Run the same agent against multiple user types to surface persona-specific failures.

import asyncio
personas = [
(
"impatient",
"You are impatient. Keep messages short. Escalate quickly if not helped.",
),
(
"detailed",
"You are thorough. Ask many follow-up questions before accepting any solution.",
),
(
"confused",
"You are unsure what you need. Describe symptoms, not the actual problem.",
),
]
async def run_persona(name, instructions):
sim = UserSimulator(persona=instructions, max_steps=6)
scenario = Scenario(name).interact(
inputs=sim,
outputs=lambda inputs: support_agent(inputs),
)
return name, await scenario.run()
results = asyncio.run(asyncio.gather(*[run_persona(n, i) for n, i in personas]))
for name, result in results:
print(f"{name}: {'PASSED' if result.passed else 'FAILED'}")

Output

impatient: PASSED detailed: PASSED confused: PASSED

By default the trace prints interactions as raw inputs and outputs. You can write a simple formatting function to produce a human-readable transcript — for example, to log a simulated conversation or include it in a test failure message. For a subclass of Trace, Rich rendering, and how that interacts with print_report(), see Custom trace types.

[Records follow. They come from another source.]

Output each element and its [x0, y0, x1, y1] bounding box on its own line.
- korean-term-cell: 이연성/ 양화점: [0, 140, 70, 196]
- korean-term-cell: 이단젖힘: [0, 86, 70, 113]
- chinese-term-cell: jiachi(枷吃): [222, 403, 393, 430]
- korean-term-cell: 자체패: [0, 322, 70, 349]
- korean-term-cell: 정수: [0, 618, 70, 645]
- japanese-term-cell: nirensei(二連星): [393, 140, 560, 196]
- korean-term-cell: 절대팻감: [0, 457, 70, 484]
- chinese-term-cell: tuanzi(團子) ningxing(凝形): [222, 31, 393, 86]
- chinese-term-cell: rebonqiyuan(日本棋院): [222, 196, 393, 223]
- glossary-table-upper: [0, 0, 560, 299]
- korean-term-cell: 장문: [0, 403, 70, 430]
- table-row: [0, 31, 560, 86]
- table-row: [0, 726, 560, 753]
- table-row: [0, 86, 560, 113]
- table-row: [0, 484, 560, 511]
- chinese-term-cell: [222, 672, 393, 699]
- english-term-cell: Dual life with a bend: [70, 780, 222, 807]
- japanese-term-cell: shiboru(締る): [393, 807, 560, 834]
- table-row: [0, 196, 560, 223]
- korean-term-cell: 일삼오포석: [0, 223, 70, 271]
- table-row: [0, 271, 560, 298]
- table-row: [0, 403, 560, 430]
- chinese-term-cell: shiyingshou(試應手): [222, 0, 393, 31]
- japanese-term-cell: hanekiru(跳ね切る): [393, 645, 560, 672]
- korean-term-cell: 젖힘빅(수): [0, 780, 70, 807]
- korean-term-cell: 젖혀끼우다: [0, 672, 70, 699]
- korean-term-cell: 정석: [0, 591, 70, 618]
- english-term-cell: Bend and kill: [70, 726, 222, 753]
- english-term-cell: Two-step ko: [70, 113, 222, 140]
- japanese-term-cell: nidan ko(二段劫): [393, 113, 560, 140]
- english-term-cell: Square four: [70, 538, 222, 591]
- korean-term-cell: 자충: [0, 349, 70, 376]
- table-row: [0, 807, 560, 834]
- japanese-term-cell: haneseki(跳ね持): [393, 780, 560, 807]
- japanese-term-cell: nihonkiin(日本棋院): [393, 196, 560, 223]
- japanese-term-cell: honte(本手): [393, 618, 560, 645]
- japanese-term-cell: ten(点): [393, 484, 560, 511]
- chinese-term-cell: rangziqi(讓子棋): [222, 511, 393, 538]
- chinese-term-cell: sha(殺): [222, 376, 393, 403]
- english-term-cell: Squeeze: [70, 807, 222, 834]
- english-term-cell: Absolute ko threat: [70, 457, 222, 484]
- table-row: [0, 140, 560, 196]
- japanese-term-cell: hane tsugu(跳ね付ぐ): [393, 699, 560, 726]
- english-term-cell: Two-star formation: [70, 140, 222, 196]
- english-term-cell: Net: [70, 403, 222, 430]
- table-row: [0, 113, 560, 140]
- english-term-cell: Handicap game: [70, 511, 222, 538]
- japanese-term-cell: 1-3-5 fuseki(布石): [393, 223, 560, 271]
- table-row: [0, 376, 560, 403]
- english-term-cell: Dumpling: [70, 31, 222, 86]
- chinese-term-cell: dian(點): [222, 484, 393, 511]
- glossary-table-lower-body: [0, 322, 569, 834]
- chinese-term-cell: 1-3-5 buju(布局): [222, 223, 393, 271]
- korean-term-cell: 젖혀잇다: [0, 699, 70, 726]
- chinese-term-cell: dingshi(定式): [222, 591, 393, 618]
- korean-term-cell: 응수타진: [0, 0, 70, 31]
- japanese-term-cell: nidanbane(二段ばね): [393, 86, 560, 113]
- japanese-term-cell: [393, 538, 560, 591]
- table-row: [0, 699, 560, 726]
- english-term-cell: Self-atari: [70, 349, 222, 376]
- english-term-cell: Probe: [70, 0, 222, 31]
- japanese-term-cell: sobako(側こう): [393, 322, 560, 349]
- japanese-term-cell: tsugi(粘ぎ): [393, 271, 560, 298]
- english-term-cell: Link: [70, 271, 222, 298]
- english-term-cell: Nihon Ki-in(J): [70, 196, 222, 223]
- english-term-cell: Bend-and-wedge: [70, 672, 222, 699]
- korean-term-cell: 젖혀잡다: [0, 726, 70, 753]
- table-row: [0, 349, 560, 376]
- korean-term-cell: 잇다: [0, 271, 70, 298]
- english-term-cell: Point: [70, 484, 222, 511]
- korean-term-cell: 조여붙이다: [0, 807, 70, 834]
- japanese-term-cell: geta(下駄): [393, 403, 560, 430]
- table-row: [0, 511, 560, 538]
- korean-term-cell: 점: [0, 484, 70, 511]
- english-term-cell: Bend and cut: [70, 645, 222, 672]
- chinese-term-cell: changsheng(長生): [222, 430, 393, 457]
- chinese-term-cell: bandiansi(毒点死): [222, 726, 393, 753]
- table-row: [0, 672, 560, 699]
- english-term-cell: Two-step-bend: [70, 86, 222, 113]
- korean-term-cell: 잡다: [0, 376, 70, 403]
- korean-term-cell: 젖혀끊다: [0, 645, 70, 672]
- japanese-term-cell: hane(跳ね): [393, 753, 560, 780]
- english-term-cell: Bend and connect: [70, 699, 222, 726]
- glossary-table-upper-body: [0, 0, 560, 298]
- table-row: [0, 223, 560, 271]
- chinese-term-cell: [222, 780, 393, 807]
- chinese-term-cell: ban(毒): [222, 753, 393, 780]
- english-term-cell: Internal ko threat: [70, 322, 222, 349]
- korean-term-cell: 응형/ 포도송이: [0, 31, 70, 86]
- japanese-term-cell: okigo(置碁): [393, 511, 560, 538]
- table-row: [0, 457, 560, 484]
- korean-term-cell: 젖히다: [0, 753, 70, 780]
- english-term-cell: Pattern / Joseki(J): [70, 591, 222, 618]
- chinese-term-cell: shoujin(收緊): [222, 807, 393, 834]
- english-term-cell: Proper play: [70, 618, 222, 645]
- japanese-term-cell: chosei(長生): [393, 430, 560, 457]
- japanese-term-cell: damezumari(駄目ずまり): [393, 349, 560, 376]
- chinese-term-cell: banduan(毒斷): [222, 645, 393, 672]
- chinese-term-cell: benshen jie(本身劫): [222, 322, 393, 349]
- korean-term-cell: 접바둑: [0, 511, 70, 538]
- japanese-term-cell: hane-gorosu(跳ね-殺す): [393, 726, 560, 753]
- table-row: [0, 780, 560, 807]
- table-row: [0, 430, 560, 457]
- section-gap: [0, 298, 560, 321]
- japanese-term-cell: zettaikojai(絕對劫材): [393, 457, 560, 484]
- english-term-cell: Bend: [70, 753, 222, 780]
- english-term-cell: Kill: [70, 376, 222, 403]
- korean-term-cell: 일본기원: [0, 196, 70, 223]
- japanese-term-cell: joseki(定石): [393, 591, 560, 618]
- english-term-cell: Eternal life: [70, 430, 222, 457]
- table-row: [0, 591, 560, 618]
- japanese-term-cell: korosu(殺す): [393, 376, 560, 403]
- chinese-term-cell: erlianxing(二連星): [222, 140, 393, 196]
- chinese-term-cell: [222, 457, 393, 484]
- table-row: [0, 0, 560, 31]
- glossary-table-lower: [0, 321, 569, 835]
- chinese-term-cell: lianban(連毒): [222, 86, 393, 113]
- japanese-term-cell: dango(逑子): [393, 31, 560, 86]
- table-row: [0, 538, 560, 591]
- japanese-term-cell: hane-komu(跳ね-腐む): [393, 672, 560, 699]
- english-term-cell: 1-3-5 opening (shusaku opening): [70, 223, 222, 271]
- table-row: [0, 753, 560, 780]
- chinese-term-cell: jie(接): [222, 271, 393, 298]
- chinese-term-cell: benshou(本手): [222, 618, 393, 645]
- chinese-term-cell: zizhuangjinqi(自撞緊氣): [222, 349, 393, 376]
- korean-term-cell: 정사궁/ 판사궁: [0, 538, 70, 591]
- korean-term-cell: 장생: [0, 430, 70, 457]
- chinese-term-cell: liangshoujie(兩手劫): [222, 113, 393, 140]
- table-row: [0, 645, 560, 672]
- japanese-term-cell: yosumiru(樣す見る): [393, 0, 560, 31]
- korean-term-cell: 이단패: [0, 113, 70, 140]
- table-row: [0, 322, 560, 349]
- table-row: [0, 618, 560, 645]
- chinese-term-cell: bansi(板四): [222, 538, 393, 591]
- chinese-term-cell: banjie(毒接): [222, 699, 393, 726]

def format_transcript(trace) -> str:
"""Format a trace as a human-readable chat transcript."""
lines = []
for turn in trace.interactions:
lines.append(f"User: {turn.inputs}")
lines.append(f"Agent: {turn.outputs}")
return "\n".join(lines)
result = await (
Scenario("chat_trace_demo")
.interact(
inputs=customer,
outputs=lambda inputs: support_agent(inputs),
)
.run()
)
print(format_transcript(result.final_trace))

Output

User: Hello, I’d like to check on the status of my order #98765. It seems to be delayed. Could you please provide an update? Agent: I have located your order #98765. It is currently in transit and will arrive tomorrow. Is there anything else I can help you with? User: Thank you for the update. Can you please confirm the expected delivery date for my order? My name is Alex. Agent: I have located your order #98765. It is currently in transit and will arrive tomorrow. Is there anything else I can help you with? User: Could you please confirm if my order #98765 has been shipped and provide the estimated delivery date? Agent: I have located your order #98765. It is currently in transit and will arrive tomorrow. Is there anything else I can help you with? User: Thank you for the confirmation. Could you please tell me if my order has been shipped already? Agent: I have located your order #98765. It is currently in transit and will arrive tomorrow. Is there anything else I can help you with? User: Thank you for the information. Could you please confirm if my order has been shipped already or if there’s any further update? Agent: I have located your order #98765. It is currently in transit and will arrive tomorrow. Is there anything else I can help you with? User: Thanks for your help. Can you please confirm if my order has already been shipped and provide the expected delivery date? Agent: I have located your order #98765. It is currently in transit and will arrive tomorrow. Is there anything else I can help you with? User: Thank you for confirming. Could you please tell me if my order has been shipped already? Agent: I have located your order #98765. It is currently in transit and will arrive tomorrow. Is there anything else I can help you with? User: Could you please confirm if my order has already been shipped and provide the estimated delivery date? My name is Alex. Agent: I have located your order #98765. It is currently in transit and will arrive tomorrow. Is there anything else I can help you with?